Differentiation Theorems
Theorem. [Rolle’s Theorem] Suppose $f$ is continuous in the closed interval $[a, b]$ and $f’$ exists in open interval $(a, b)$. If $f(a) = f(b)$, then there is a value $c$, with $a < c < b$, for which $f’(c) = 0$.
Proof.
Let $M = \sup f(x)$ and $m = \inf f(x)$ for $a \le x \le b$. Let $f(a) = k$
If $M = m = k$, then $f$ is a constant function and $f’(c) = 0$ for all $c \in (a, b)$.
Suppose $M > k$. By extreme value theorem, there exists $c$ such that $f(c) = M$. If $f’(c) > 0$, then $f$ is strictly increasing at $c$ and there are some values on the right such that $f(x) > f(c)$, which contradicts with $f(c)$ being the supremum. If $f’(c) < 0$, similarily there are some values on the left such thath $f(x) > f(c)$. Therefore, $f’(c) = 0$.
Theorem. [Mean Value Theorem] Suppose $f$ is continuous in the closed interval $[a, b]$ and $f’$ exists in open interval $(a, b)$. Then there is a value $c$ with $a < c < b$, for which
\[f(b) - f(a) = (b - a) f'(c)\]Proof.
Let $\phi(x) = f(x) - kx$. In order to have $\phi(a) = \phi(b)$,
\[k = {f(b) - f(a) \over b - a}\]By Rolle’s Theorem, there exists $c$ such that
\[\phi'(c) = f'(c) - k = 0 \quad \implies \quad f'(c) = k = {f(b) - f(a) \over b - a}\]
Let $0 < \theta < 1$ and $b = a + h$, we can write the result as
\[f(a + h) = f(a) + hf'(a + \theta h)\]Corollary.

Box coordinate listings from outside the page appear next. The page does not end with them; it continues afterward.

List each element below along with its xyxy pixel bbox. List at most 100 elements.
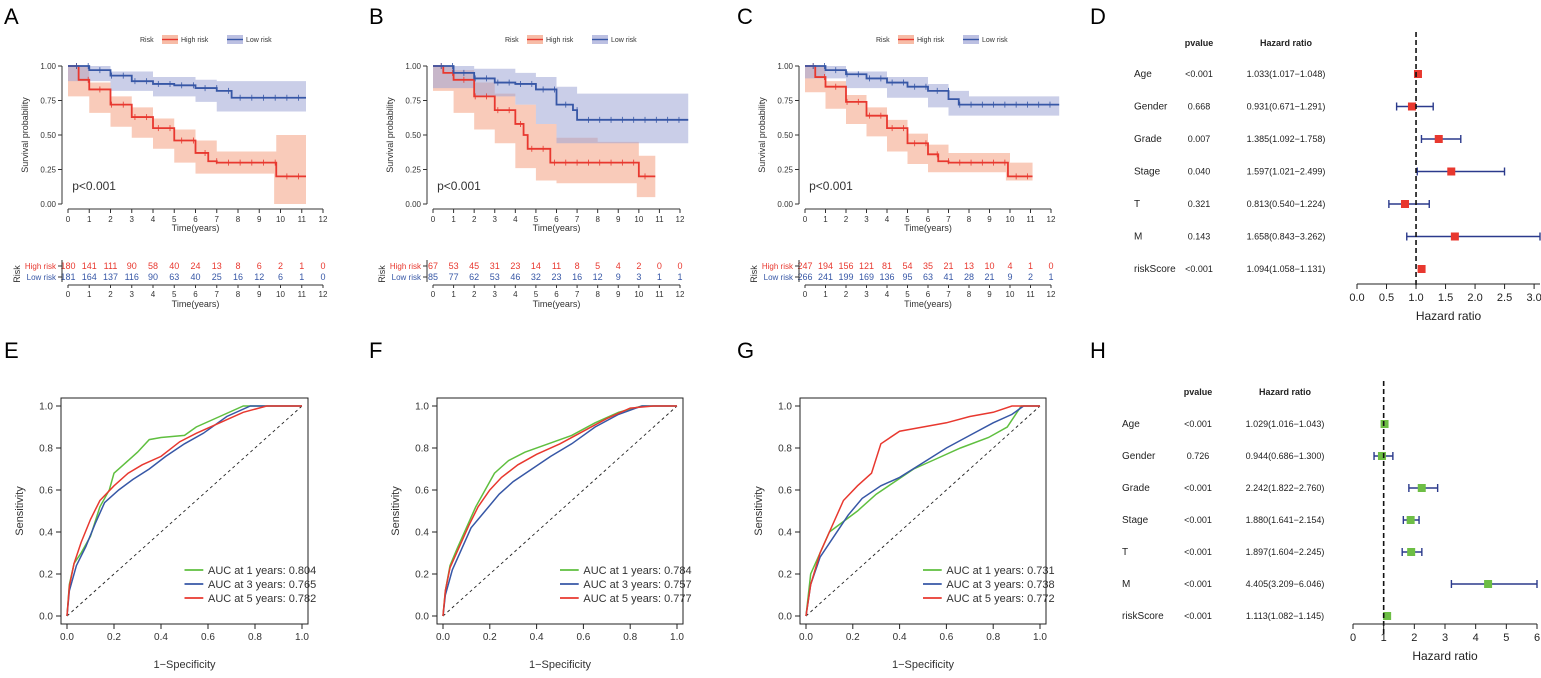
row-label: Age	[1122, 419, 1140, 430]
risk-count: 12	[254, 272, 264, 282]
x-tick-label: 0.8	[623, 632, 637, 643]
risk-x-tick-label: 1	[823, 290, 828, 299]
risk-row-label: High risk	[762, 262, 794, 271]
risk-count: 6	[257, 261, 262, 271]
risk-count: 2	[278, 261, 283, 271]
risk-count: 247	[797, 261, 812, 271]
hr-marker	[1484, 580, 1493, 588]
risk-table-title: Risk	[12, 265, 22, 283]
hr-marker	[1447, 167, 1456, 176]
x-tick-label: 0.6	[939, 632, 953, 643]
risk-x-tick-label: 7	[215, 290, 220, 299]
y-tick-label: 0.50	[777, 131, 793, 140]
roc-curve-0	[442, 405, 677, 617]
y-tick-label: 1.00	[40, 62, 56, 71]
risk-x-tick-label: 7	[575, 290, 580, 299]
risk-count: 141	[82, 261, 97, 271]
y-tick-label: 0.4	[415, 528, 429, 539]
risk-count: 40	[169, 261, 179, 271]
panel-label-c: C	[737, 4, 753, 29]
risk-count: 90	[148, 272, 158, 282]
hr-marker	[1413, 70, 1422, 78]
hr-marker	[1383, 612, 1392, 620]
risk-x-tick-label: 0	[66, 290, 71, 299]
risk-x-tick-label: 9	[257, 290, 262, 299]
risk-x-tick-label: 9	[987, 290, 992, 299]
row-pvalue: <0.001	[1184, 483, 1212, 493]
risk-count: 13	[212, 261, 222, 271]
risk-row-label: Low risk	[27, 273, 57, 282]
x-axis-label: Hazard ratio	[1416, 309, 1482, 323]
x-tick-label: 1.0	[670, 632, 684, 643]
risk-x-tick-label: 1	[451, 290, 456, 299]
diagonal-reference	[442, 405, 678, 617]
legend-entry-0: AUC at 1 years: 0.804	[208, 565, 316, 577]
x-tick-label: 5	[1503, 632, 1509, 644]
y-tick-label: 0.25	[405, 166, 421, 175]
y-tick-label: 0.2	[415, 570, 429, 581]
y-tick-label: 0.75	[40, 97, 56, 106]
risk-x-tick-label: 3	[864, 290, 869, 299]
risk-x-tick-label: 2	[844, 290, 849, 299]
y-tick-label: 0.00	[405, 200, 421, 209]
risk-count: 32	[531, 272, 541, 282]
risk-count: 14	[531, 261, 541, 271]
header-pvalue: pvalue	[1184, 387, 1213, 397]
x-tick-label: 3	[130, 215, 135, 224]
x-tick-label: 2	[108, 215, 113, 224]
row-label: riskScore	[1134, 264, 1176, 275]
risk-count: 164	[82, 272, 97, 282]
x-tick-label: 0.2	[846, 632, 860, 643]
risk-x-tick-label: 11	[1026, 290, 1035, 299]
x-tick-label: 9	[257, 215, 262, 224]
risk-count: 169	[859, 272, 874, 282]
y-tick-label: 0.0	[778, 612, 792, 623]
risk-count: 16	[233, 272, 243, 282]
risk-count: 81	[882, 261, 892, 271]
y-axis-label: Sensitivity	[753, 486, 765, 536]
row-hazard-ratio: 1.113(1.082−1.145)	[1246, 611, 1324, 621]
risk-count: 136	[879, 272, 894, 282]
hr-marker	[1407, 102, 1416, 111]
risk-count: 1	[1028, 261, 1033, 271]
risk-x-tick-label: 12	[319, 290, 328, 299]
hr-marker	[1377, 452, 1386, 460]
survival-curve-1	[433, 65, 689, 121]
km-plot-a: Risk High risk Low risk0.000.250.500.751.0…	[12, 35, 328, 309]
ci-band-0	[68, 66, 306, 204]
risk-count: 31	[490, 261, 500, 271]
risk-x-tick-label: 0	[803, 290, 808, 299]
risk-x-tick-label: 2	[108, 290, 113, 299]
risk-x-tick-label: 5	[172, 290, 177, 299]
x-tick-label: 2	[472, 215, 477, 224]
y-tick-label: 0.0	[39, 612, 53, 623]
x-tick-label: 0	[66, 215, 71, 224]
y-tick-label: 0.6	[415, 486, 429, 497]
x-tick-label: 1	[87, 215, 92, 224]
y-tick-label: 0.2	[778, 570, 792, 581]
x-tick-label: 6	[1534, 632, 1540, 644]
risk-count: 16	[572, 272, 582, 282]
legend-title: Risk	[876, 37, 890, 44]
hr-marker	[1400, 200, 1409, 208]
x-tick-label: 10	[634, 215, 643, 224]
row-hazard-ratio: 1.897(1.604−2.245)	[1246, 547, 1325, 557]
risk-count: 6	[278, 272, 283, 282]
row-pvalue: <0.001	[1184, 547, 1212, 557]
legend-entry-2: AUC at 5 years: 0.777	[583, 593, 691, 605]
x-tick-label: 6	[193, 215, 198, 224]
roc-curve-0	[66, 405, 302, 617]
risk-table-title: Risk	[377, 265, 387, 283]
plot-frame	[436, 397, 684, 625]
risk-count: 53	[490, 272, 500, 282]
row-pvalue: <0.001	[1185, 264, 1213, 274]
y-tick-label: 0.2	[39, 570, 53, 581]
y-tick-label: 1.0	[778, 402, 792, 413]
x-tick-label: 4	[1473, 632, 1479, 644]
x-tick-label: 4	[513, 215, 518, 224]
risk-count: 0	[320, 261, 325, 271]
risk-count: 21	[943, 261, 953, 271]
risk-count: 1	[657, 272, 662, 282]
risk-x-tick-label: 10	[276, 290, 285, 299]
risk-x-tick-label: 11	[298, 290, 307, 299]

If $f’(x) = 0$ for all $x \in (a, b)$, then $f(x)$ is constant for $[a, b]$.
Proof.
For any two points $x_1$ and $x_2$ with $a \le x_1 < x_2 \le b$, there exists $x_1 < x_3 < x_2$ such that
\[f(x_2) - f(x_1) = (x_2 - x_1)f'(x_3) = 0\]Hence, $f(x_1) = f(x_2)$.
Corollary. If $f’(x) > 0$ for $x \in (a, b)$, then $f(x)$ is strictly increasing in $[a, b]$.
Proof.
For any two points $x_1$ and $x_2$ with $a \le x_1 < x_2 \le b$, there exists $x_1 < x_3 < x_2$ such that
\[f(x_2) - f(x_1) = (x_2 - x_1)f'(x_3) > 0\]Hence, $f(x_2) > f(x_1)$ and $f$ is strictly increasing in $[a, b]$.

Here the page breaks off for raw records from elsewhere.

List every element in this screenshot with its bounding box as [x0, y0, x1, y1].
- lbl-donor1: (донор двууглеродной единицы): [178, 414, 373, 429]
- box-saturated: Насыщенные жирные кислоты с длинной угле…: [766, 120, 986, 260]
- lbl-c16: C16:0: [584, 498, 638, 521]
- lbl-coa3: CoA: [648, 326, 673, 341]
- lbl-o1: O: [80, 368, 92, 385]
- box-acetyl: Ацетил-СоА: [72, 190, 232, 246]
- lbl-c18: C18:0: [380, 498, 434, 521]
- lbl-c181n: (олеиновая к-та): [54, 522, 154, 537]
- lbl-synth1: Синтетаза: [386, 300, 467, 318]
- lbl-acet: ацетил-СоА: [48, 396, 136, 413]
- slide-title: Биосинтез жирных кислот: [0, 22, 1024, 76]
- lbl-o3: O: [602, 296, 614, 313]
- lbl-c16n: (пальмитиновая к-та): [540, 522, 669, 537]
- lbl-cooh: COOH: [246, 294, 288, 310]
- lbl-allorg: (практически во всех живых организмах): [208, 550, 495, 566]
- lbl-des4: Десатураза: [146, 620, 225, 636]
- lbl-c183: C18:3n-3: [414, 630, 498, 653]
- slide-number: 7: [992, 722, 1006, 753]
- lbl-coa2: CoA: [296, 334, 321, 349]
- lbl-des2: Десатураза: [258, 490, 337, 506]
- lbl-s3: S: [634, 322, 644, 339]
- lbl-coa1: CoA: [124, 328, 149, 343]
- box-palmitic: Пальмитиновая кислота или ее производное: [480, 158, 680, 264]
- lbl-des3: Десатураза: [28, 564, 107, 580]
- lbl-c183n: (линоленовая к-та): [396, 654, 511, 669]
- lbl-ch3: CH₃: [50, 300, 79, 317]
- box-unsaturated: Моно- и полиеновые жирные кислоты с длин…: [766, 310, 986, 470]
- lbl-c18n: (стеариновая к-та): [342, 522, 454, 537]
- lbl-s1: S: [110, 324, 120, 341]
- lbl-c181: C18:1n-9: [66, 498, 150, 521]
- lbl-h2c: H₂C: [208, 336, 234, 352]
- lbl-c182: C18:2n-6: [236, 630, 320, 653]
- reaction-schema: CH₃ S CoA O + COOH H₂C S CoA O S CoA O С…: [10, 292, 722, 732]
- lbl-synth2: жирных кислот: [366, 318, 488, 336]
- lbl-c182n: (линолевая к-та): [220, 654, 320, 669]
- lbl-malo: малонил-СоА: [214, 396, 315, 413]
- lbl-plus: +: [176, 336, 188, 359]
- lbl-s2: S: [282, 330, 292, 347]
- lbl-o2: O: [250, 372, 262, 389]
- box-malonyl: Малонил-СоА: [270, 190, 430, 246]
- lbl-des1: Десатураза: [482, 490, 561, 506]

The corollary still holds if $f$ is continuous at $c$ but $f’(c)$ doesn’t exist. By applying the theorem to two intervals $(a, c)$ and $c, b$, with $x_1 \in (a, c)$ and $x_2 \in (c, b)$, we still have $f(x_1) < f(c) < f(x_2)$.
Theorem. [Cauchy’s Mean Value Theorem] Suppose both $f$ and $g$ are continuous in $[a, b]$ and differentiable in $(a, b)$. Suppose $g’(x)$ doesn’t vanish for all $x \in (a, b)$. Then there exists $c$ with $a < c < b$ such that
\[{f(b) - f(a) \over g(b) - g(a)} = {f'(c) \over g'(c)}\]Proof.

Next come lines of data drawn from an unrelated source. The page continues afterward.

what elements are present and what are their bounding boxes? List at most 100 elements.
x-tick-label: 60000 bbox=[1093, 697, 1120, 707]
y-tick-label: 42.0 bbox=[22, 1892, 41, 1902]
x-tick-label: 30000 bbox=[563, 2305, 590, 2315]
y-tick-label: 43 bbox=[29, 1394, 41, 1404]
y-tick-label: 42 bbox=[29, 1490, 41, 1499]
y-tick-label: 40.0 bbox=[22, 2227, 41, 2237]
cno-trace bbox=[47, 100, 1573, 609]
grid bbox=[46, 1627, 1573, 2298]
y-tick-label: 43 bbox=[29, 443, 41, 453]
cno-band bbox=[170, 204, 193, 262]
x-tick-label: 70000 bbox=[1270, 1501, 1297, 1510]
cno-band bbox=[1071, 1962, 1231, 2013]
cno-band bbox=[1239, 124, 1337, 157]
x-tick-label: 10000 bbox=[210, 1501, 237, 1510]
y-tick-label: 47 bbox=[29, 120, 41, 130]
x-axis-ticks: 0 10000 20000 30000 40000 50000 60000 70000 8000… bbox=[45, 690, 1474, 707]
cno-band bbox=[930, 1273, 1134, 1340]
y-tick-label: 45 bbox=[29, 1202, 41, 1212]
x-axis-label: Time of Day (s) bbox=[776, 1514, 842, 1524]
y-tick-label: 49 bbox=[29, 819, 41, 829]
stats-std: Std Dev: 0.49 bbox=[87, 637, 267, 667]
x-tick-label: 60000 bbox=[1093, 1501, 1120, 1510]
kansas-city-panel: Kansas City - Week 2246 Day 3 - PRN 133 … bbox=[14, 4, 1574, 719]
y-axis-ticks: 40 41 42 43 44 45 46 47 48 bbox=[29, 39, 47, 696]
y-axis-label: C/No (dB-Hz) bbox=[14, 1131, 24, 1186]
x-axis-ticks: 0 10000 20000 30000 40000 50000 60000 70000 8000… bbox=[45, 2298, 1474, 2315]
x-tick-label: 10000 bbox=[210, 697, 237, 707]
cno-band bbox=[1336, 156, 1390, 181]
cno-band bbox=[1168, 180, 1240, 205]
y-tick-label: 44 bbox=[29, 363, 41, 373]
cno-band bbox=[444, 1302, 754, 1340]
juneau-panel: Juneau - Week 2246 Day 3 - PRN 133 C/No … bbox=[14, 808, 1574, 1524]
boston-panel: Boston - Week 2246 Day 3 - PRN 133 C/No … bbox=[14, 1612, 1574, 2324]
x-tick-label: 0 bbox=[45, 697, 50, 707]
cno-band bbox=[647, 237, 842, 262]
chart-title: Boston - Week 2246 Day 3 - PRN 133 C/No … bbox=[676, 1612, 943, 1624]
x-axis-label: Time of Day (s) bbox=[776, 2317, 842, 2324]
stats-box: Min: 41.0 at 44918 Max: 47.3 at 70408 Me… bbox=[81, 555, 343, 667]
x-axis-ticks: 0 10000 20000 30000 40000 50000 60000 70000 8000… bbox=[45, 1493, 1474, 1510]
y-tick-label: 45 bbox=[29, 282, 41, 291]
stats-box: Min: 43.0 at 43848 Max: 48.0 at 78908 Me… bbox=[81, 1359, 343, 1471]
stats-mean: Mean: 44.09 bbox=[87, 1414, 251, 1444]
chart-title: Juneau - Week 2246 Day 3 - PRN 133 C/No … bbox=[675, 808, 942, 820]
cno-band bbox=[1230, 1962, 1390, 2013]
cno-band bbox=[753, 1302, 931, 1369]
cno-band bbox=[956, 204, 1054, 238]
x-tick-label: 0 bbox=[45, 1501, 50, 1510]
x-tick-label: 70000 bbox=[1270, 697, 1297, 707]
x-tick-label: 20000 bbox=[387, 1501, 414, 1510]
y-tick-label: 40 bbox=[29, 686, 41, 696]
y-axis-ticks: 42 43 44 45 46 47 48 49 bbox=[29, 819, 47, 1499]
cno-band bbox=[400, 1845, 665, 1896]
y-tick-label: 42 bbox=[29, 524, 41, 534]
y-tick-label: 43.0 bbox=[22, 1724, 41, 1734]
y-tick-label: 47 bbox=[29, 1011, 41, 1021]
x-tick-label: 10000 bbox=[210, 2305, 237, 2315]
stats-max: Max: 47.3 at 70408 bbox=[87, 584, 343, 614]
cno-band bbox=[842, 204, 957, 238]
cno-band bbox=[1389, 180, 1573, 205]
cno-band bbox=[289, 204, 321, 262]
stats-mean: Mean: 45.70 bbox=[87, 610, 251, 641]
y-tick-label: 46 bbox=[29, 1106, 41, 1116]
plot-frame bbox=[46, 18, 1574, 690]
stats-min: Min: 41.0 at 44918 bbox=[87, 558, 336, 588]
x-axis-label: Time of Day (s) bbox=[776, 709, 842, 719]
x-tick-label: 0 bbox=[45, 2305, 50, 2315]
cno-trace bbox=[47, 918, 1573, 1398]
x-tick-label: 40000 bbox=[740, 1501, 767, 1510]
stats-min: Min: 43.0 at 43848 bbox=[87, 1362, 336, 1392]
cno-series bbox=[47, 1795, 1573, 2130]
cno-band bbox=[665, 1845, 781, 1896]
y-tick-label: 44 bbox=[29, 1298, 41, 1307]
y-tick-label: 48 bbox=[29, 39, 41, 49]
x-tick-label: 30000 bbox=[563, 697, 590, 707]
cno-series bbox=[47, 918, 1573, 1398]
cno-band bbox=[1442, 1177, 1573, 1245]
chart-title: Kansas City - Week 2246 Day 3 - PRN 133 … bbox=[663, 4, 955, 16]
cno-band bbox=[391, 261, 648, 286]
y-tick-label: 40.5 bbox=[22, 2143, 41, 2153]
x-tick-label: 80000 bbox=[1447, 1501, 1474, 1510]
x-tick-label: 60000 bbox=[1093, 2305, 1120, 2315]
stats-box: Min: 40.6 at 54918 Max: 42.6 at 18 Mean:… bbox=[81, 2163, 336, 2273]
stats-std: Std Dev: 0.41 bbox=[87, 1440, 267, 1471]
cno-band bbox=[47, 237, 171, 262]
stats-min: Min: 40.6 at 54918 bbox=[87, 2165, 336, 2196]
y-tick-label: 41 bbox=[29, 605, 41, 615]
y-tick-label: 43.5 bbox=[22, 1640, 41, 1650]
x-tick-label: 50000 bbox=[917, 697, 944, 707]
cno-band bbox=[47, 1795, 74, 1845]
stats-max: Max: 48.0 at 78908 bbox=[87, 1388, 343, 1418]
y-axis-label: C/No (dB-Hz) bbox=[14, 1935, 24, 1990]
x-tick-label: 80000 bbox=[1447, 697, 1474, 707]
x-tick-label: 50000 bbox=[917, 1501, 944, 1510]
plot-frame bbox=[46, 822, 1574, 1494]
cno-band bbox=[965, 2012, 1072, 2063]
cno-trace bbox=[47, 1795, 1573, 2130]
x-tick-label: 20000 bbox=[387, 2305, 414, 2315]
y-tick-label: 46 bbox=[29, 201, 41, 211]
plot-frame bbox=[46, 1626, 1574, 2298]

Similarily to the proof of Mean Value Theorem, let
\[\phi(x) = f(x) - kg(x)\]Choose $k$ such that $\phi(a) = \phi(b)$ and therefore
\[k = {f(b) - f(a) \over g(b) - g(a)}\]By Rolle’s Theorem, there exists $c$ such that
\[\phi'(c) = f'(c) - kg'(c) = 0 \quad \implies \quad {f(b) - f(a) \over g(b) - g(a)} = {f'(c) \over g'(c)}\]
Corollary. [L’Hôpital’s Rule] Suppose that $f$ and $g$ are continuous in $[a, b]$ and differentiable in $(a, b)$, and $f(a) = g(a) = 0$ and $g’(x) \not= 0$ for all $x \in (a, b)$. If $f’(x) / g’(x) \to l$ as $x \to a^{+}$, then $f(x) / g(x) \to l$ as $x \to a^{+}$.
Proof.
Suppose $\varepsilon > 0$. Since $f’(x)/g’(x) \to l$, there exists $\delta$ such that $\vert f’(x) / g’(x) - l \vert < \varepsilon$ for all $x$ with $a < x < a + \delta$. For each $x$, by Cauchy’s M.V.T., there exists $c$ with $a < c < x$ such that
\[{f(x) - f(a) \over g(x) - g(a)} = {f(x) - 0 \over g(x) - 0} = {f(x) \over g(x)} = {f'(c) \over g'(c)}\]Hence, for all $x$ with $a < x < a + \delta$,
\[\left| {f(x) \over g(x)} - l \right| = \left| {f'(c) \over g'(c)} - l \right| < \varepsilon\]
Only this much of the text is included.